Attention quickly turned on Wednesday to Judge Ketanji Brown Jackson as one of a small number of likely options who could fulfill President Biden’s pledge to nominate the first Black woman to the Supreme Court, after the disclosure that Justice Stephen G. Breyer has decided to retire.
Judge Jackson, 51, already successfully went through the Senate confirmation process last year, when Mr. Biden elevated her from the Federal District Court in the District of Columbia to the powerful U.S. Court of Appeals for the D.C. Circuit.
She was confirmed to the appeals court in June by a 53-to-44 vote. All 50 members of the Democratic caucus voted for her, as did three Republican senators: Susan Collins of Maine, Lindsey Graham of South Carolina and Lisa Murkowski of Alaska. Three Republicans did not vote.
Judge Jackson, who clerked for Justice Breyer during the Supreme Court’s 1999-2000 term, was born in Washington, D.C., and grew up in Miami. She graduated from Harvard College and Harvard Law School.
She worked several legal jobs early in her career, including as a staff member for the United States Sentencing Commission and, from 2005 to 2007, as an assistant federal public defender in Washington. In 2012, President Barack Obama nominated her to serve as a district court judge in the capital.
During her eight and a half years on the Federal District Court bench, Judge Jackson handled a number of challenges to executive agency actions that raised questions of administrative law. She also heard several cases that attracted particular political attention.
Among them, in 2019, she ruled that Donald F. McGahn II, the former White House counsel to President Donald J. Trump, had to obey a congressional subpoena seeking his testimony over Mr.
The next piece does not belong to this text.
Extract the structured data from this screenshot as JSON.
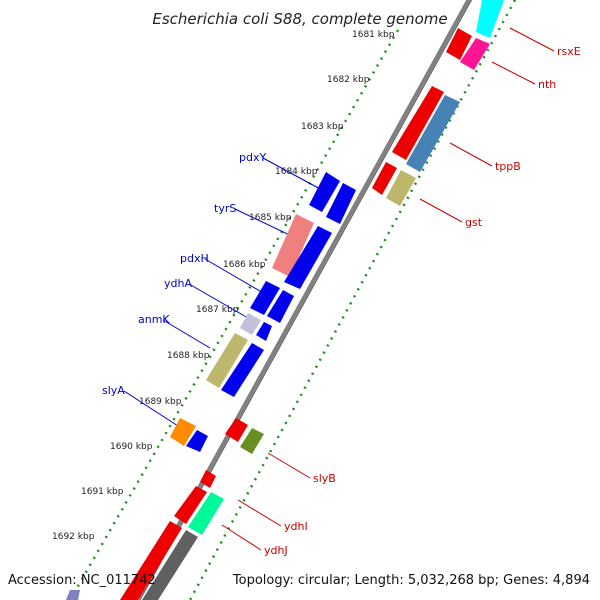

Trump’s efforts to obstruct the Russia investigation.
“Presidents are not kings,” she wrote, adding that current and former White House officials owe their allegiance to the Constitution. “They do not have subjects, bound by loyalty or blood, whose destiny they are entitled to control.”
The Trump Justice Department appealed the ruling, but Mr. McGahn eventually did testify behind closed doors last year, after the Biden administration struck a deal with House Democrats to resolve the dispute.
But while Judge Jackson ultimately ruled against Mr. Trump in the McGahn case, she also indirectly helped him by consuming nearly a third of a year to resolve what was merely the first stage of a case that would inevitably be appealed, including writing a 120-page opinion.
Her handling of that case was a prime example of how Mr. Trump’s legal team successfully used the slow pace of litigation to run out the clock on congressional oversight efforts, effectively winning despite court rulings against them. Against that backdrop, Judge Jackson’s handling of another high-profile case recently was notably more attuned to the real-world consequences of judicial delay.
After Mr. Biden elevated Judge Jackson to the appeals court in 2021, she was part of a three-judge panel that heard Mr. Trump’s challenge to a congressional subpoena for White House records related to the Capitol riot. In December, less than a month after that case was docketed before them, they ruled that Congress could see the documents. The Supreme Court this month affirmed that outcome, completing the dispute’s unusually rapid resolution.
Judge Jackson has two daughters and is related by marriage to Paul D. Ryan, the former House speaker and Republican vice-presidential candidate. Her husband, Patrick G. Jackson, is a surgeon and the twin brother of Mr. Ryan’s brother in-law. At her 2012 confirmation hearing to be a district court judge, Mr. Ryan testified in her support, calling her “clearly qualified” and “an amazing person.”
“Our politics may differ, but my praise for Ketanji’s intellect, for her character, for her integrity, it is unequivocal,” Mr. Ryan said. “She is an amazing person, and I favorably recommend your consideration.”